CHAMPAIGN — The Champaign school board voted 6-0 Monday to go ahead with several improvements, many of which will be paid for with money from a working-cash bond issue.
The board approved a $9.6 million contract with Control Technology Solutions of St. Louis to install new geothermal systems and windows at Franklin and Jefferson middle schools and new lights at those schools, as well as at Edison Middle School and Central High School.
Board member Kristine Chalifoux was absent.
Those improvements will be made using about $9 million from working-cash bonds.
In the contract, the school board also approved new window air-conditioners for Edison Middle School, but those will be paid for with money from the school facilities sales tax. That project will cost about $597,000.
CTS' Mark Graves told the school board it has also been awarded a $90,000 grant from the Illinois Clean Energy Foundation for the geothermal system at Jefferson, and hopes to be awarded the same amount from that organization for the geothermal system at Franklin Middle School.
The school district has also been awarded $200,000 more in grant money from the Illinois Clean Energy Foundation and the Illinois Department of Commerce and Economic Opportunity for other improvements to be made under the contract, Graves said.
Board member Jamar Brown asked what will happen with budgeted money left over because of the grants, and Logas said it will be used to pay for other school improvements.
Logas said CTS hopes to finish this summer Jefferson's geothermal system and new windows, air conditioning at Edison and possibly lights at Jefferson, Franklin, Edison and Central, although Graves said CTS may end up recommending Central's lights be completed next summer. Wells at Franklin will be dug this fall, and the system finished and windows installed next summer.
CTS has agreed to pay for any overtime required to finish the project this summer, so that cost is not passed on to the school district, Logas said.
CTS is also guaranteeing that the digging of the wells will cost about $900,000, and if it comes in at less than that, the savings will go to the school district. If it comes in at more than that price, CTS will pay the difference, Logas said.

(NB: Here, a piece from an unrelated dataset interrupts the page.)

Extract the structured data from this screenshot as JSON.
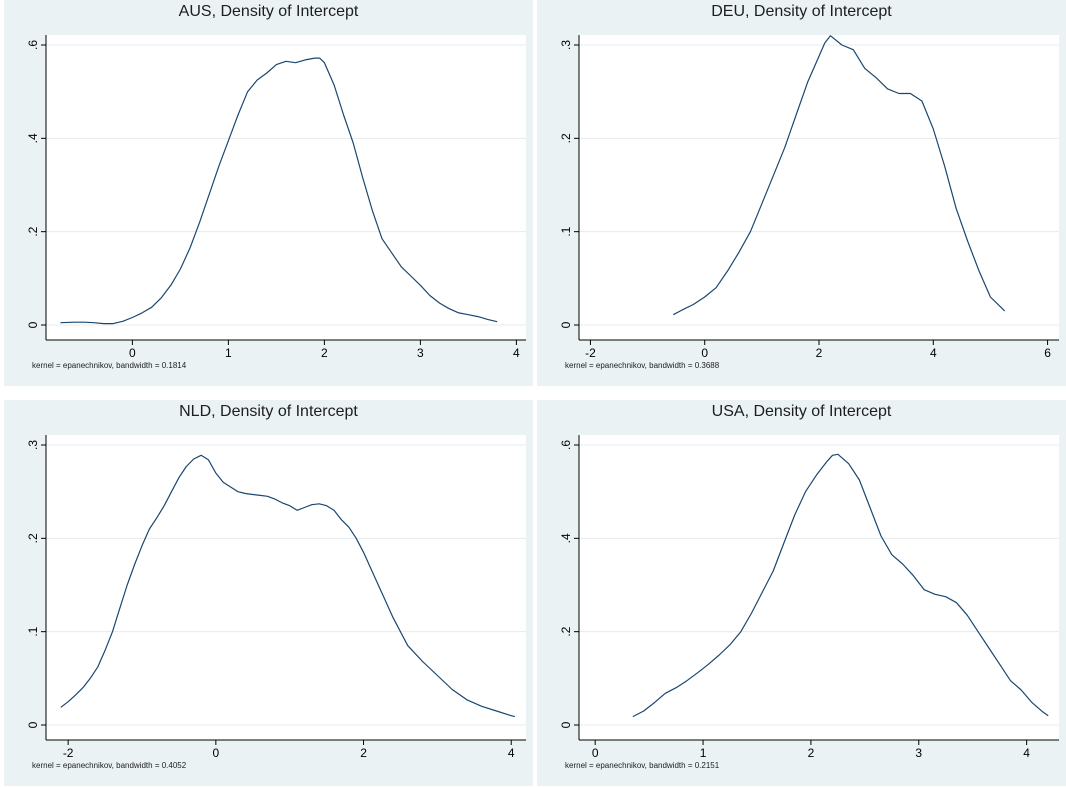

The school board voted in February to issue up to $14.5 million in working-cash bonds; still on its list of improvements are wireless technology in all buildings and a new transportation facility.
If the school board issues the full $14.5 million in bonds, it would raise property taxes by about $25 each year for the owner of a $150,000 home.
The bond issue has been controversial; more than 2,300 community members signed petitions in March, asking the school board to put it on the November ballot.
But many school board members have said that while issuing the bonds is a difficult decision, they believe the improvements are best for the school district's children and need to be completed as soon as possible.